If I traipsed past a fourteenth century castle on my way to the grocery store would I still gaze in awe? Would the changing of the palace guard cease to thrill and instead become dull and mundane? Would the interminable bus loads of goggling tourists and the incessant chatter of schoolchildren drive me a bit mad? I suppose it’s easy to take for granted even the most spectacular of urban nuclei, tho this mid-city castle is hard to ignore.
Gyeongbokgung Palace, deep in the heart of Seoul, soared to its zenith in the mid-1400s, largely due to the vision of the monarch at the time, King Jeongjo. No idle ruler, he created a writing system for the Korean language (called Hangeul) which allowed his citizens to build words in the same way as our alphabet, abandoning the need to commit to memory thousands of Chinese characters.
I didn’t get the chance to research (yet) but I wonder if historical literacy rates are consequently higher in Korea than in China.
The main palace compound served as both residence for king and family and as the meeting place for palace and foreign business discussions. Walking through the compound was a bit like the opening credits of the Get Smart tv show: Door upon door in a never ending sequence, tho here it was archways and inner layers of courtyards and more buildings.
The layers of inner and outer courtyards are quite symmetrical and the courtyard walls form perfect squares aligned with the points of a compass. Quite amazing.
I read that the buildings were sited according to Confucian values of propriety and virtue.
Obviously something was successful as the whole place has a feeling of being stately rather than overbearing.
Late in the 1500s the original palace was destroyed by the Japanese and the site remained vacant for 273 years! (Gives me hope for some of the demolished-buildings-turned-empty-lots in Winnipeg…) During the reign of another king, Gojong, the compound was rebuilt and expanded.
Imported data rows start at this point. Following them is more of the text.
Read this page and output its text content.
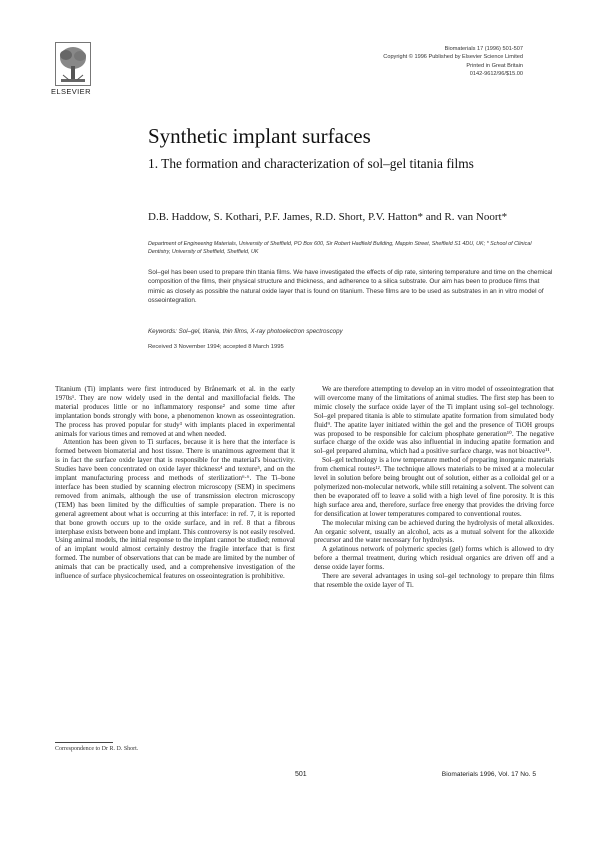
ELSEVIER
Biomaterials 17 (1996) 501-507
Copyright © 1996 Published by Elsevier Science Limited
Printed in Great Britain
0142-9612/96/$15.00
Synthetic implant surfaces
1. The formation and characterization of sol–gel titania films
D.B. Haddow, S. Kothari, P.F. James, R.D. Short, P.V. Hatton* and R. van Noort*
Department of Engineering Materials, University of Sheffield, PO Box 600, Sir Robert Hadfield Building, Mappin Street, Sheffield S1 4DU, UK; * School of Clinical Dentistry, University of Sheffield, Sheffield, UK
Sol–gel has been used to prepare thin titania films. We have investigated the effects of dip rate, sintering temperature and time on the chemical composition of the films, their physical structure and thickness, and adherence to a silica substrate. Our aim has been to produce films that mimic as closely as possible the natural oxide layer that is found on titanium. These films are to be used as substrates in an in vitro model of osseointegration.
Keywords: Sol–gel, titania, thin films, X-ray photoelectron spectroscopy
Received 3 November 1994; accepted 8 March 1995

Titanium (Ti) implants were first introduced by Brånemark et al. in the early 1970s¹. They are now widely used in the dental and maxillofacial fields. The material produces little or no inflammatory response² and some time after implantation bonds strongly with bone, a phenomenon known as osseointegration. The process has proved popular for study³ with implants placed in experimental animals for various times and removed at and when needed.

Attention has been given to Ti surfaces, because it is here that the interface is formed between biomaterial and host tissue. There is unanimous agreement that it is in fact the surface oxide layer that is responsible for the material's bioactivity. Studies have been concentrated on oxide layer thickness⁴ and texture⁵, and on the implant manufacturing process and methods of sterilization⁶·⁶. The Ti–bone interface has been studied by scanning electron microscopy (SEM) in specimens removed from animals, although the use of transmission electron microscopy (TEM) has been limited by the difficulties of sample preparation. There is no general agreement about what is occurring at this interface: in ref. 7, it is reported that bone growth occurs up to the oxide surface, and in ref. 8 that a fibrous interphase exists between bone and implant. This controversy is not easily resolved. Using animal models, the initial response to the implant cannot be studied; removal of an implant would almost certainly destroy the fragile interface that is first formed. The number of observations that can be made are limited by the number of animals that can be practically used, and a comprehensive investigation of the influence of surface physicochemical features on osseointegration is prohibitive.

We are therefore attempting to develop an in vitro model of osseointegration that will overcome many of the limitations of animal studies. The first step has been to mimic closely the surface oxide layer of the Ti implant using sol–gel technology. Sol–gel prepared titania is able to stimulate apatite formation from simulated body fluid⁹. The apatite layer initiated within the gel and the presence of TiOH groups was proposed to be responsible for calcium phosphate generation¹⁰. The negative surface charge of the oxide was also influential in inducing apatite formation and sol–gel prepared alumina, which had a positive surface charge, was not bioactive¹¹.

Sol–gel technology is a low temperature method of preparing inorganic materials from chemical routes¹². The technique allows materials to be mixed at a molecular level in solution before being brought out of solution, either as a colloidal gel or a polymerized non-molecular network, while still retaining a solvent. The solvent can then be evaporated off to leave a solid with a high level of fine porosity. It is this high surface area and, therefore, surface free energy that provides the driving force for densification at lower temperatures compared to conventional routes.

The molecular mixing can be achieved during the hydrolysis of metal alkoxides. An organic solvent, usually an alcohol, acts as a mutual solvent for the alkoxide precursor and the water necessary for hydrolysis.

A gelatinous network of polymeric species (gel) forms which is allowed to dry before a thermal treatment, during which residual organics are driven off and a dense oxide layer forms.

There are several advantages in using sol–gel technology to prepare thin films that resemble the oxide layer of Ti.

Correspondence to Dr R. D. Short.
501	Biomaterials 1996, Vol. 17 No. 5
As Korea lost so many of its significant structures to one battle or another, the various modern-day presidents seem committed to restoring to their original state a large number of palaces, temples, stupas and pagodas.
And the emphasis is on restoration — excavating to the original foundation and endeavoring to replicate the originals as closely as possible. Korea records and numbers these ‘national treasures’ — some research on my return will tell me how many there are.
When we first walked through the palace gates I told my two free-range children that living in a compound such as this often meant rarely leaving for one’s entire life, especially if one were female. As we wandered though the many buildings it became clearer to us all that this was more like an enclosed village — more than 3,000 royal family members and their servants lived inside the palace walls at one time — and with a few more acres, not so different from living on an island in the Pacific Ocean!
And while Seoul traffic bustles its way around the outer confines of the palace, the serenity inside the walls of the palace is not too hard to imagine.
King Jeongjo is quoted as saying, “I read books in my spare time, away from the 10,000 things I must do.”
And so he built, among other secluded spots, this pavilion, where he and his family would retreat from their official obligations.
We were pleased to see the aura of calm remains still!